Federal Reserve Maintains Federal Funds Rate and Adjusts Securities Holdings Strategy

The Federal Reserve has announced that economic activity continues to expand at a solid pace according to recent indicators. The unemployment rate has remained stable at a low level over the past few months, and labor market conditions are still robust. Inflation remains moderately high.

The Federal Open Market Committee (FOMC) aims to achieve maximum employment and an inflation rate of 2 percent over the long term. However, uncertainty surrounding the economic outlook has increased. The Committee is vigilant about risks to both aspects of its dual mandate.

To support its goals, the FOMC decided to keep the target range for the federal funds rate at 4-1/4 to 4-1/2 percent. When considering further adjustments to the target range for the federal funds rate, the Committee will carefully evaluate incoming data, the evolving outlook, and the balance of risks. The Committee will also continue reducing its holdings of Treasury securities and agency debt and agency mortgage-backed securities. Starting in April, the Committee will slow the decline in its securities holdings by reducing the monthly redemption cap on Treasury securities from $25 billion to $5 billion. The monthly redemption cap on agency debt and agency mortgage-backed securities will remain at $35 billion.

The Committee remains firmly committed to supporting maximum employment and bringing inflation back to its 2 percent objective. In assessing the appropriate stance of monetary policy, the Committee will continue to monitor the implications of incoming information for the economic outlook. If risks arise that could hinder the attainment of the Committee’s goals, the Committee will be prepared to adjust the stance of monetary policy as appropriate.
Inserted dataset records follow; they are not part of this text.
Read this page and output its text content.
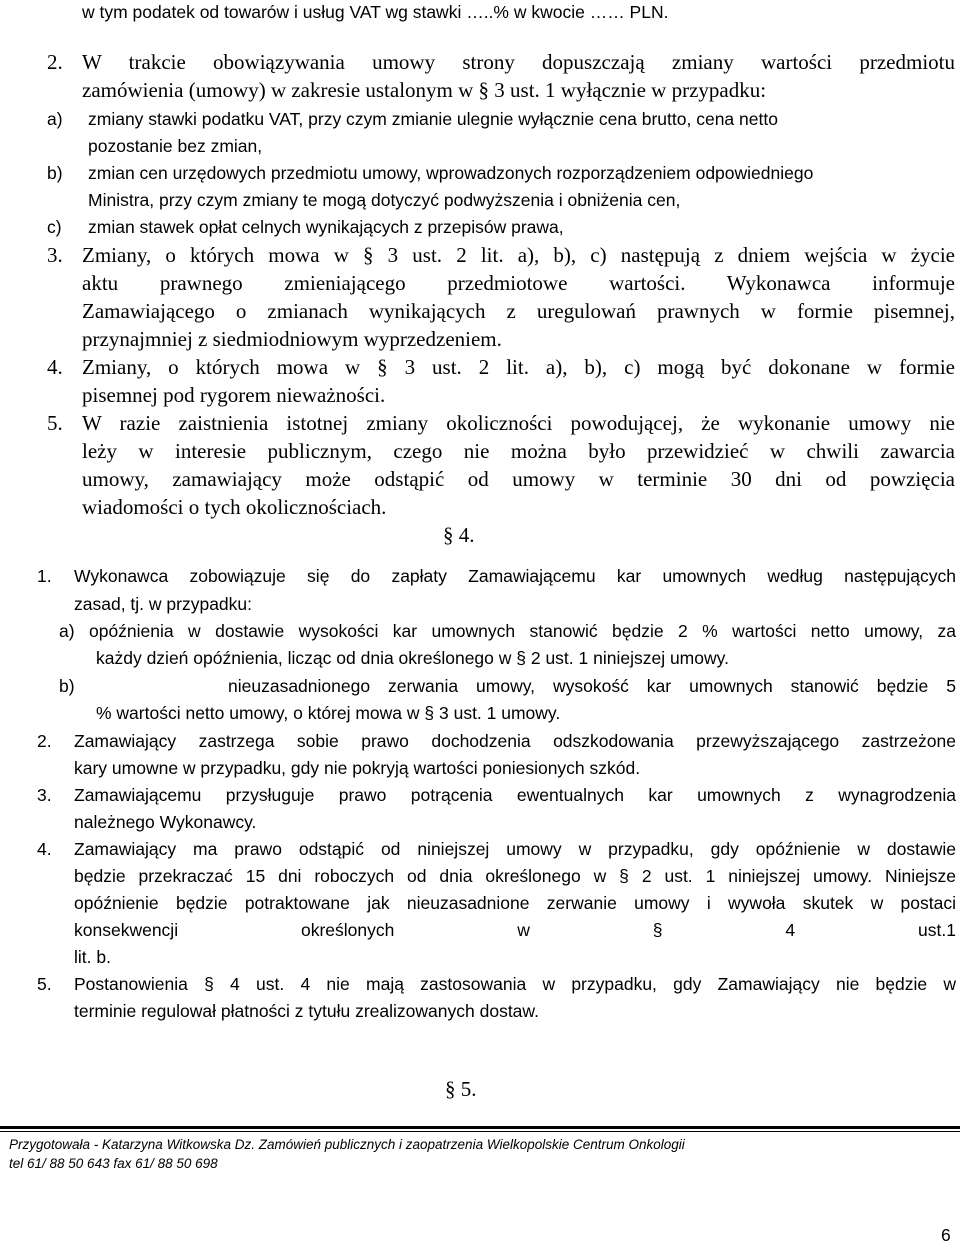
w tym podatek od towarów i usług VAT wg stawki …..% w kwocie …… PLN.
2. W trakcie obowiązywania umowy strony dopuszczają zmiany wartości przedmiotu
zamówienia (umowy) w zakresie ustalonym w § 3 ust. 1 wyłącznie w przypadku:
a) zmiany stawki podatku VAT, przy czym zmianie ulegnie wyłącznie cena brutto, cena netto
pozostanie bez zmian,
b) zmian cen urzędowych przedmiotu umowy, wprowadzonych rozporządzeniem odpowiedniego
Ministra, przy czym zmiany te mogą dotyczyć podwyższenia i obniżenia cen,
c) zmian stawek opłat celnych wynikających z przepisów prawa,
3. Zmiany, o których mowa w § 3 ust. 2 lit. a), b), c) następują z dniem wejścia w życie
aktu prawnego zmieniającego przedmiotowe wartości. Wykonawca informuje
Zamawiającego o zmianach wynikających z uregulowań prawnych w formie pisemnej,
przynajmniej z siedmiodniowym wyprzedzeniem.
4. Zmiany, o których mowa w § 3 ust. 2 lit. a), b), c) mogą być dokonane w formie
pisemnej pod rygorem nieważności.
5. W razie zaistnienia istotnej zmiany okoliczności powodującej, że wykonanie umowy nie
leży w interesie publicznym, czego nie można było przewidzieć w chwili zawarcia
umowy, zamawiający może odstąpić od umowy w terminie 30 dni od powzięcia
wiadomości o tych okolicznościach.
§ 4.
1. Wykonawca zobowiązuje się do zapłaty Zamawiającemu kar umownych według następujących
zasad, tj. w przypadku:
a) opóźnienia w dostawie wysokości kar umownych stanowić będzie 2 % wartości netto umowy, za
każdy dzień opóźnienia, licząc od dnia określonego w § 2 ust. 1 niniejszej umowy.
b)	nieuzasadnionego zerwania umowy, wysokość kar umownych stanowić będzie 5
% wartości netto umowy, o której mowa w § 3 ust. 1 umowy.
2. Zamawiający zastrzega sobie prawo dochodzenia odszkodowania przewyższającego zastrzeżone
kary umowne w przypadku, gdy nie pokryją wartości poniesionych szkód.
3. Zamawiającemu przysługuje prawo potrącenia ewentualnych kar umownych z wynagrodzenia
należnego Wykonawcy.
4. Zamawiający ma prawo odstąpić od niniejszej umowy w przypadku, gdy opóźnienie w dostawie
będzie przekraczać 15 dni roboczych od dnia określonego w § 2 ust. 1 niniejszej umowy. Niniejsze
opóźnienie będzie potraktowane jak nieuzasadnione zerwanie umowy i wywoła skutek w postaci
konsekwencji określonych w § 4 ust.1
lit. b.
5. Postanowienia § 4 ust. 4 nie mają zastosowania w przypadku, gdy Zamawiający nie będzie w
terminie regulował płatności z tytułu zrealizowanych dostaw.
§ 5.
Przygotowała - Katarzyna Witkowska Dz. Zamówień publicznych i zaopatrzenia Wielkopolskie Centrum Onkologii
tel 61/ 88 50 643 fax 61/ 88 50 698
6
The decision was supported by Jerome H. Powell, Chair; John C. Williams, Vice Chair; Michael S. Barr; Michelle W. Bowman; Susan M. Collins; Lisa D. Cook; Austan D. Goolsbee; Philip N. Jefferson; Adriana D. Kugler; Alberto G. Musalem; and Jeffrey R. Schmid. Christopher J. Waller voted against this action, preferring no change to the federal funds target range but supporting the continuation of the current pace of decline in securities holdings.